When you create your own dataset you do not need to load all the data at the start - CIFAR10 is relatively small so it can.

---

So we can write an equivalent loader:

In [None]:
class ExampleLoader(datasets.VisionDataset):
    def __init__(self, image, label, transform=None, target_transform=None):
        # the transform and target_transform arguments get saved to self as self.transform and self.target_transform
        super().__init__(image, transform=transform, target_transform=target_transform)
        # load or prepare your own data after this
        self.image = PIL.Image.open(image)
        self.label = label
    
    def __len__(self) -> int:
        return 1
    
    def __getitem__(self, index):
        img = self.image
        target = self.label

        if self.transform is not None:
            img = self.transform(img)

        if self.target_transform is not None:
            target = self.target_transform(target)

        return img, target

In [None]:
example_ds = ExampleLoader('massive-data/cat/cat.jpg', 0, transform=transforms.ToTensor())

In [None]:
image, target = next(iter(example_ds))

print(target)
to_image(image)

This is a working dataset and can be added to a dataloader.

In [None]:
example_dl = torch.utils.data.DataLoader(example_ds)
images, targets = next(iter(example_dl))

images.shape, targets

In [None]:
example_dl = torch.utils.data.DataLoader(example_ds, batch_size=4)
images, targets = next(iter(example_dl))

images.shape, targets

As you can see it works just fine.
The data loader will not repeat the dataset in order to fill out a batch.

Lets see if we can make this easier to use.

In [None]:
datasets.DatasetFolder?

In [None]:
class ExampleFolderLoader(datasets.DatasetFolder):
    def __init__(self, folder, transform=None, target_transform=None):
        super().__init__(root=folder, loader=PIL.Image.open, extensions=('jpg',), transform=transform, target_transform=target_transform)

In [None]:
example_folder_ds = ExampleFolderLoader('massive-data', transform=transforms.ToTensor())

In [None]:
image, target = next(iter(example_folder_ds))

print(target) # it has turned this into an index automatically
print(example_folder_ds.classes[target]) # this is how you find the label
to_image(image)

In [None]:
example_folder_no_class_ds = datasets.DatasetFolder(
    root='massive-data',
    loader=PIL.Image.open,
    extensions=('jpg',),
    transform=transforms.ToTensor()
)

In [None]:
image, target = next(iter(example_folder_no_class_ds))

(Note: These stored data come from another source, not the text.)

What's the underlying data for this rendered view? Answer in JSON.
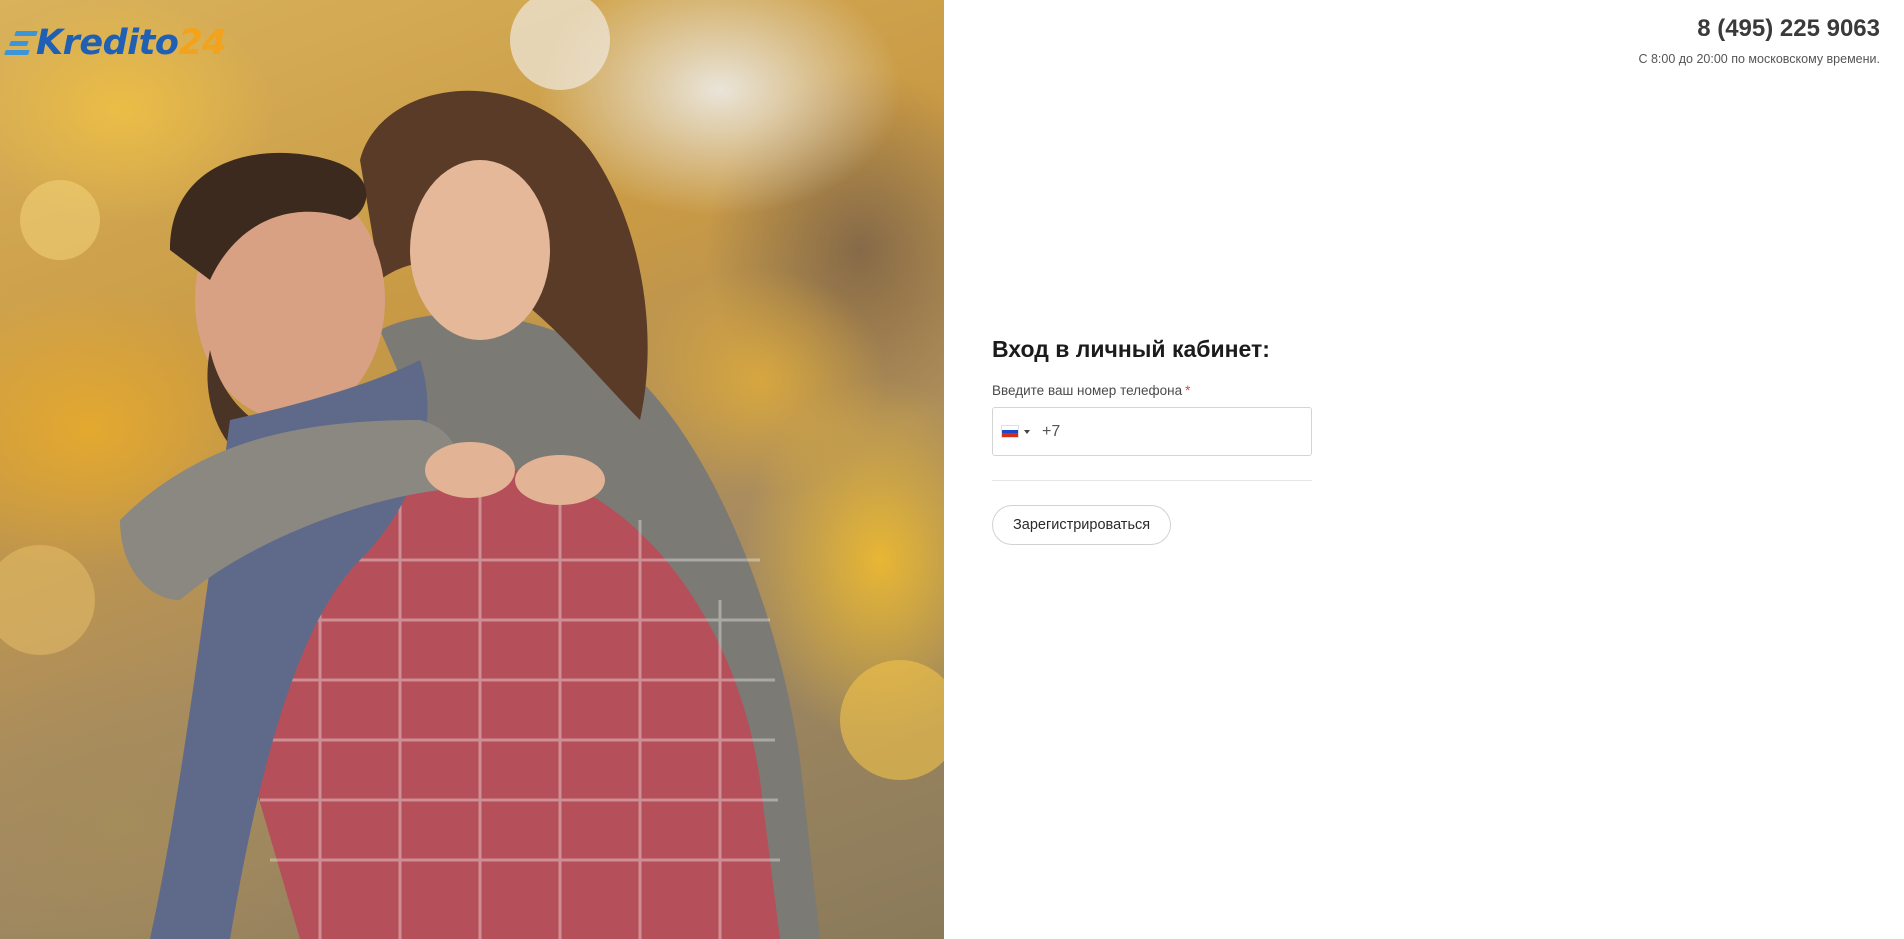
{
  "logo": {
    "word": "Kredito",
    "number": "24"
  },
  "contact": {
    "phone": "8 (495) 225 9063",
    "hours": "С 8:00 до 20:00 по московскому времени."
  },
  "login": {
    "title": "Вход в личный кабинет:",
    "phone_label": "Введите ваш номер телефона",
    "required_mark": "*",
    "country": "RU",
    "phone_prefix": "+7",
    "register_label": "Зарегистрироваться"
  },
  "colors": {
    "brand_blue": "#1f5fb4",
    "brand_orange": "#f2a31b",
    "required": "#e2433b"
  }
}
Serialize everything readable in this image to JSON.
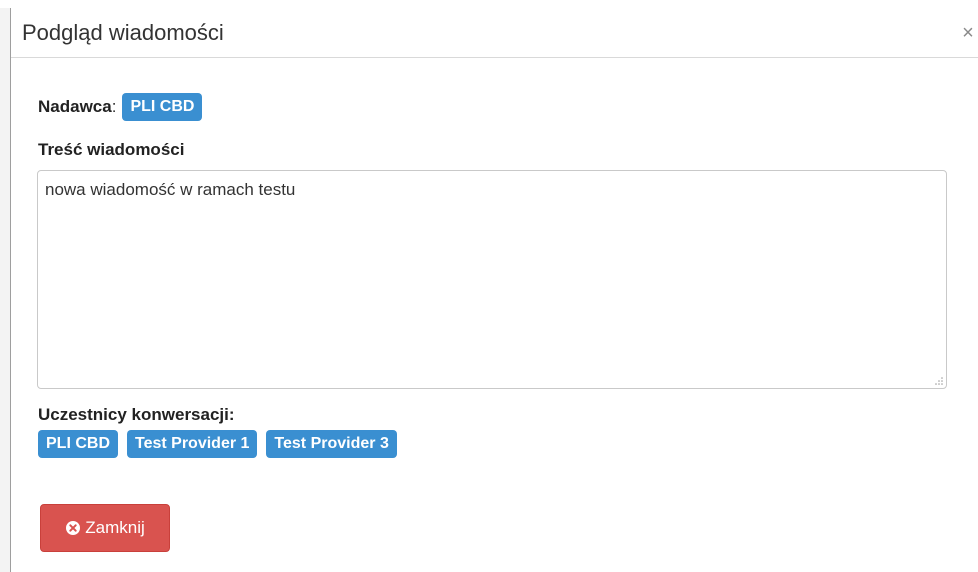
{
  "modal": {
    "title": "Podgląd wiadomości",
    "close_symbol": "×"
  },
  "sender": {
    "label": "Nadawca",
    "colon": ":",
    "value": "PLI CBD"
  },
  "content": {
    "label": "Treść wiadomości",
    "message": "nowa wiadomość w ramach testu"
  },
  "participants": {
    "label": "Uczestnicy konwersacji:",
    "items": [
      "PLI CBD",
      "Test Provider 1",
      "Test Provider 3"
    ]
  },
  "footer": {
    "close_label": "Zamknij",
    "close_icon": "times-circle-icon"
  },
  "colors": {
    "tag": "#3a8fd1",
    "danger": "#d9534f"
  }
}
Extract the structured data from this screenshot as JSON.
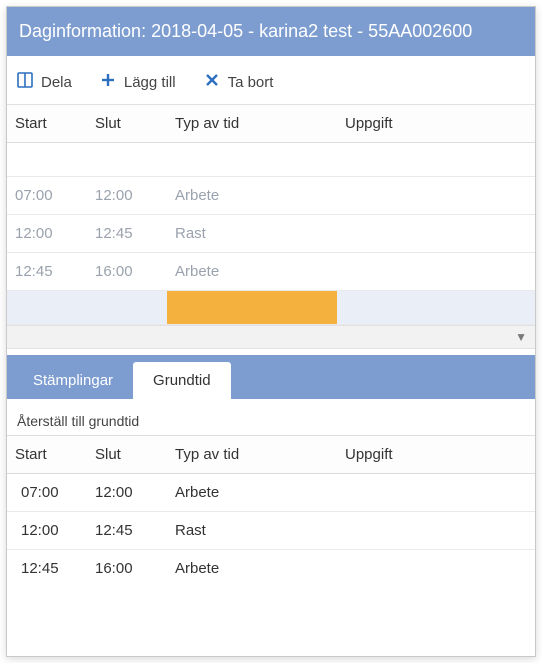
{
  "header": {
    "title": "Daginformation: 2018-04-05 - karina2 test - 55AA002600"
  },
  "toolbar": {
    "dela_label": "Dela",
    "lagg_till_label": "Lägg till",
    "ta_bort_label": "Ta bort"
  },
  "columns": {
    "start": "Start",
    "slut": "Slut",
    "typ": "Typ av tid",
    "uppgift": "Uppgift"
  },
  "upper_rows": [
    {
      "start": "07:00",
      "slut": "12:00",
      "typ": "Arbete",
      "uppgift": ""
    },
    {
      "start": "12:00",
      "slut": "12:45",
      "typ": "Rast",
      "uppgift": ""
    },
    {
      "start": "12:45",
      "slut": "16:00",
      "typ": "Arbete",
      "uppgift": ""
    }
  ],
  "tabs": {
    "stamplingar": "Stämplingar",
    "grundtid": "Grundtid"
  },
  "reset_label": "Återställ till grundtid",
  "lower_rows": [
    {
      "start": "07:00",
      "slut": "12:00",
      "typ": "Arbete",
      "uppgift": ""
    },
    {
      "start": "12:00",
      "slut": "12:45",
      "typ": "Rast",
      "uppgift": ""
    },
    {
      "start": "12:45",
      "slut": "16:00",
      "typ": "Arbete",
      "uppgift": ""
    }
  ]
}
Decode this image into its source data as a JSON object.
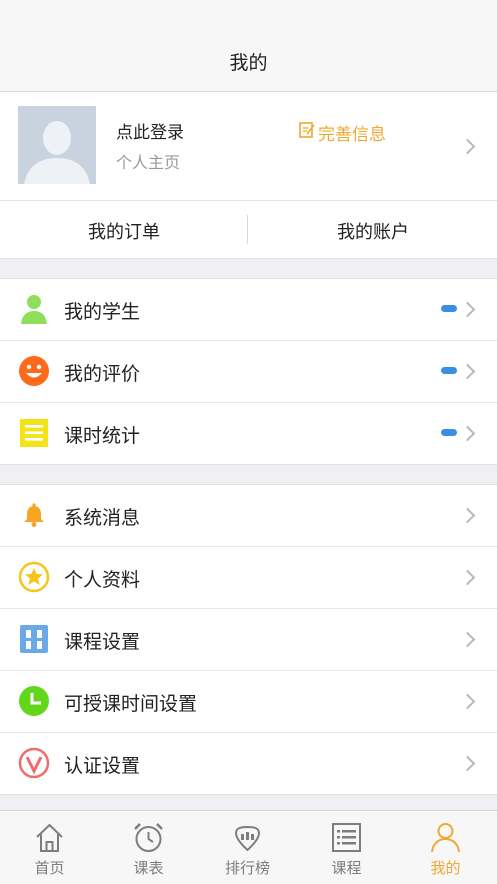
{
  "navbar": {
    "title": "我的"
  },
  "profile": {
    "login_label": "点此登录",
    "homepage_label": "个人主页",
    "complete_info_label": "完善信息"
  },
  "orders": {
    "my_orders": "我的订单",
    "my_account": "我的账户"
  },
  "group1": [
    {
      "label": "我的学生",
      "icon": "student-icon",
      "color": "#8ee05a"
    },
    {
      "label": "我的评价",
      "icon": "smiley-icon",
      "color": "#ff6a1a"
    },
    {
      "label": "课时统计",
      "icon": "list-icon",
      "color": "#f5e31a"
    }
  ],
  "group2": [
    {
      "label": "系统消息",
      "icon": "bell-icon",
      "color": "#f5a623"
    },
    {
      "label": "个人资料",
      "icon": "star-icon",
      "color": "#f5c518"
    },
    {
      "label": "课程设置",
      "icon": "grid-icon",
      "color": "#6aa9e8"
    },
    {
      "label": "可授课时间设置",
      "icon": "clock-icon",
      "color": "#62d61a"
    },
    {
      "label": "认证设置",
      "icon": "verify-icon",
      "color": "#f06b6b"
    }
  ],
  "tabs": [
    {
      "label": "首页",
      "icon": "home-icon",
      "active": false
    },
    {
      "label": "课表",
      "icon": "alarm-clock-icon",
      "active": false
    },
    {
      "label": "排行榜",
      "icon": "ranking-icon",
      "active": false
    },
    {
      "label": "课程",
      "icon": "course-list-icon",
      "active": false
    },
    {
      "label": "我的",
      "icon": "person-icon",
      "active": true
    }
  ],
  "colors": {
    "accent": "#f0a830",
    "badge": "#3b8fe0"
  }
}
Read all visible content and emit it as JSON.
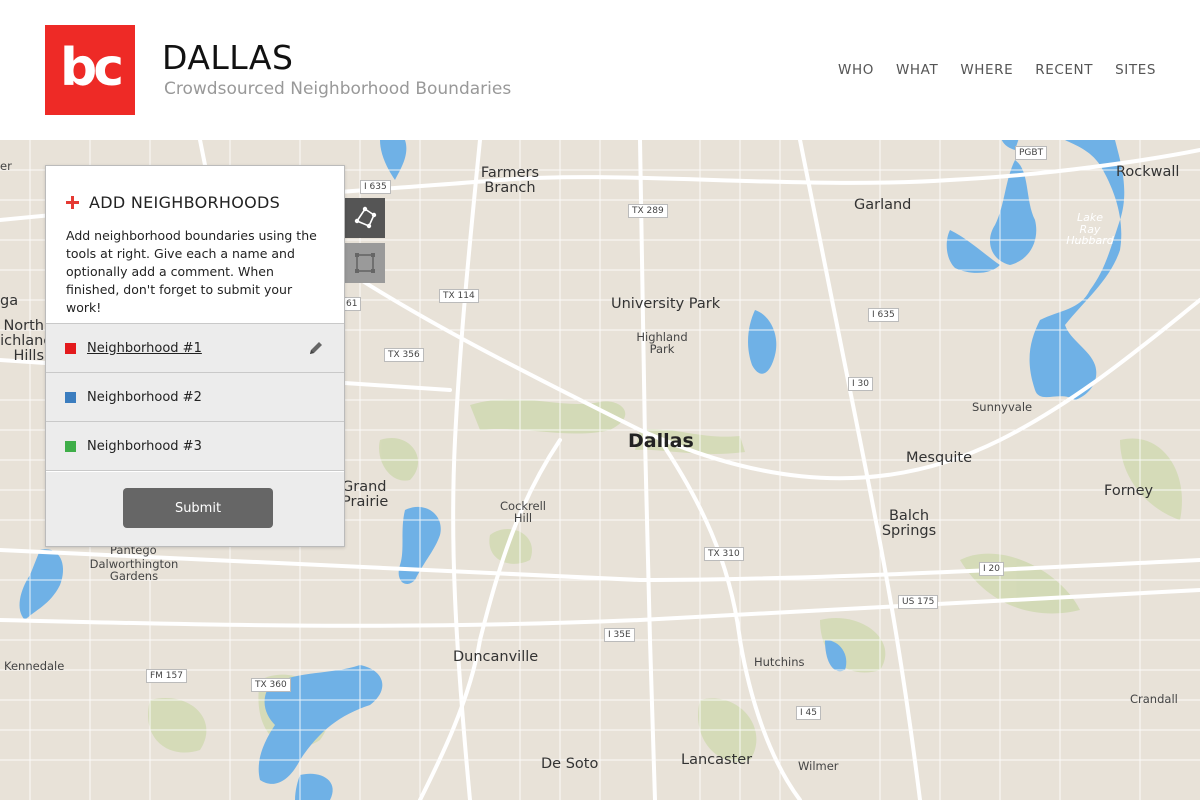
{
  "header": {
    "logo_text": "bc",
    "title": "DALLAS",
    "subtitle": "Crowdsourced Neighborhood Boundaries",
    "nav": [
      "WHO",
      "WHAT",
      "WHERE",
      "RECENT",
      "SITES"
    ]
  },
  "panel": {
    "title": "ADD NEIGHBORHOODS",
    "description": "Add neighborhood boundaries using the tools at right. Give each a name and optionally add a comment. When finished, don't forget to submit your work!",
    "neighborhoods": [
      {
        "label": "Neighborhood #1",
        "color": "#e31a1c"
      },
      {
        "label": "Neighborhood #2",
        "color": "#3b7dbf"
      },
      {
        "label": "Neighborhood #3",
        "color": "#3fae49"
      }
    ],
    "submit_label": "Submit"
  },
  "map": {
    "places": {
      "farmers_branch": "Farmers Branch",
      "garland": "Garland",
      "rockwall": "Rockwall",
      "university_park": "University Park",
      "highland_park": "Highland Park",
      "dallas": "Dallas",
      "mesquite": "Mesquite",
      "sunnyvale": "Sunnyvale",
      "forney": "Forney",
      "north_richland_hills": "North Richland Hills",
      "grand_prairie": "Grand Prairie",
      "cockrell_hill": "Cockrell Hill",
      "balch_springs": "Balch Springs",
      "pantego": "Pantego",
      "dalworthington_gardens": "Dalworthington Gardens",
      "kennedale": "Kennedale",
      "duncanville": "Duncanville",
      "hutchins": "Hutchins",
      "crandall": "Crandall",
      "de_soto": "De Soto",
      "lancaster": "Lancaster",
      "wilmer": "Wilmer",
      "lake_ray_hubbard": "Lake Ray Hubbard",
      "partial_left_top": "er",
      "partial_left_mid": "ga"
    },
    "shields": {
      "i635_nw": "I 635",
      "tx289": "TX 289",
      "pgbt": "PGBT",
      "tx114": "TX 114",
      "tx356": "TX 356",
      "i635_e": "I 635",
      "i30": "I 30",
      "tx310": "TX 310",
      "i20": "I 20",
      "us175": "US 175",
      "i35e": "I 35E",
      "fm157": "FM 157",
      "tx360": "TX 360",
      "i45": "I 45",
      "partial_161": "61"
    }
  }
}
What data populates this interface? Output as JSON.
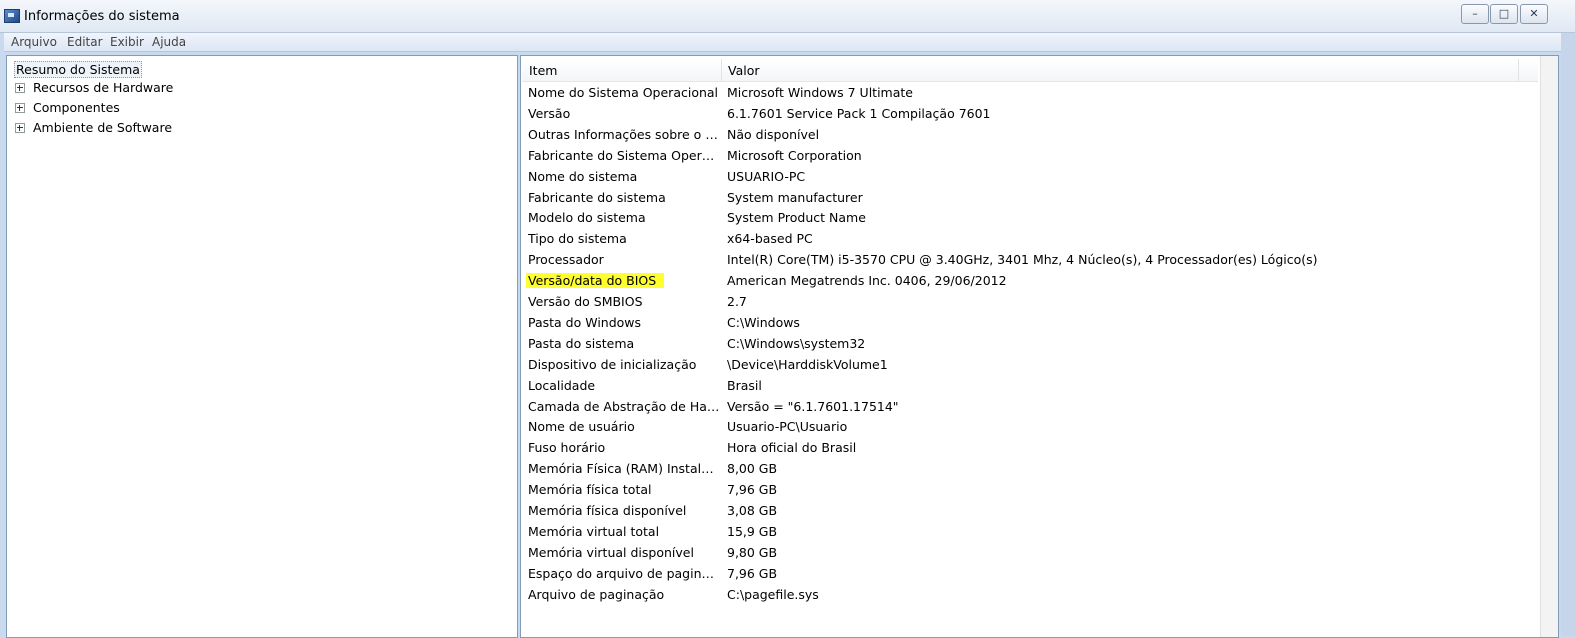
{
  "window": {
    "title": "Informações do sistema"
  },
  "menu": [
    {
      "label": "Arquivo",
      "id": "arquivo"
    },
    {
      "label": "Editar",
      "id": "editar"
    },
    {
      "label": "Exibir",
      "id": "exibir"
    },
    {
      "label": "Ajuda",
      "id": "ajuda"
    }
  ],
  "tree": {
    "root": "Resumo do Sistema",
    "children": [
      "Recursos de Hardware",
      "Componentes",
      "Ambiente de Software"
    ]
  },
  "table": {
    "headers": {
      "item": "Item",
      "value": "Valor"
    },
    "highlight_color": "#ffff2e",
    "rows": [
      {
        "item": "Nome do Sistema Operacional",
        "value": "Microsoft Windows 7 Ultimate"
      },
      {
        "item": "Versão",
        "value": "6.1.7601 Service Pack 1 Compilação 7601"
      },
      {
        "item": "Outras Informações sobre o Si...",
        "value": "Não disponível"
      },
      {
        "item": "Fabricante do Sistema Operaci...",
        "value": "Microsoft Corporation"
      },
      {
        "item": "Nome do sistema",
        "value": "USUARIO-PC"
      },
      {
        "item": "Fabricante do sistema",
        "value": "System manufacturer"
      },
      {
        "item": "Modelo do sistema",
        "value": "System Product Name"
      },
      {
        "item": "Tipo do sistema",
        "value": "x64-based PC"
      },
      {
        "item": "Processador",
        "value": "Intel(R) Core(TM) i5-3570 CPU @ 3.40GHz, 3401 Mhz, 4 Núcleo(s), 4 Processador(es) Lógico(s)"
      },
      {
        "item": "Versão/data do BIOS",
        "value": "American Megatrends Inc. 0406, 29/06/2012",
        "highlighted": true
      },
      {
        "item": "Versão do SMBIOS",
        "value": "2.7"
      },
      {
        "item": "Pasta do Windows",
        "value": "C:\\Windows"
      },
      {
        "item": "Pasta do sistema",
        "value": "C:\\Windows\\system32"
      },
      {
        "item": "Dispositivo de inicialização",
        "value": "\\Device\\HarddiskVolume1"
      },
      {
        "item": "Localidade",
        "value": "Brasil"
      },
      {
        "item": "Camada de Abstração de Hard...",
        "value": "Versão = \"6.1.7601.17514\""
      },
      {
        "item": "Nome de usuário",
        "value": "Usuario-PC\\Usuario"
      },
      {
        "item": "Fuso horário",
        "value": "Hora oficial do Brasil"
      },
      {
        "item": "Memória Física (RAM) Instalada",
        "value": "8,00 GB"
      },
      {
        "item": "Memória física total",
        "value": "7,96 GB"
      },
      {
        "item": "Memória física disponível",
        "value": "3,08 GB"
      },
      {
        "item": "Memória virtual total",
        "value": "15,9 GB"
      },
      {
        "item": "Memória virtual disponível",
        "value": "9,80 GB"
      },
      {
        "item": "Espaço do arquivo de paginaç...",
        "value": "7,96 GB"
      },
      {
        "item": "Arquivo de paginação",
        "value": "C:\\pagefile.sys"
      }
    ]
  }
}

print(target) # it has turned this into an index automatically
print(example_folder_no_class_ds.classes[target]) # this is how you find the label
to_image(image)

---

### The Simplest Dataset

I strongly recommend you use one of the loading techniques described above.

It is possible to use a list as a dataloader.
It has a length and can get things by index.
You would have to prepare all the data in advance, and hold it all in memory.

In [None]:
list_ds = [
    (transforms.functional.to_tensor(PIL.Image.open('massive-data/cat/cat.jpg')), 0)
]

In [None]:
list_dl = torch.utils.data.DataLoader(list_ds, batch_size=4)
images, targets = next(iter(list_dl))

images.shape, targets

I'm showing you this to show you how simple a dataset really is.
Anything that is like a list of `(input, target)` is a dataset.

Using the "real" dataset classes makes it easier to apply the transformations, and we will see how valuable those are next.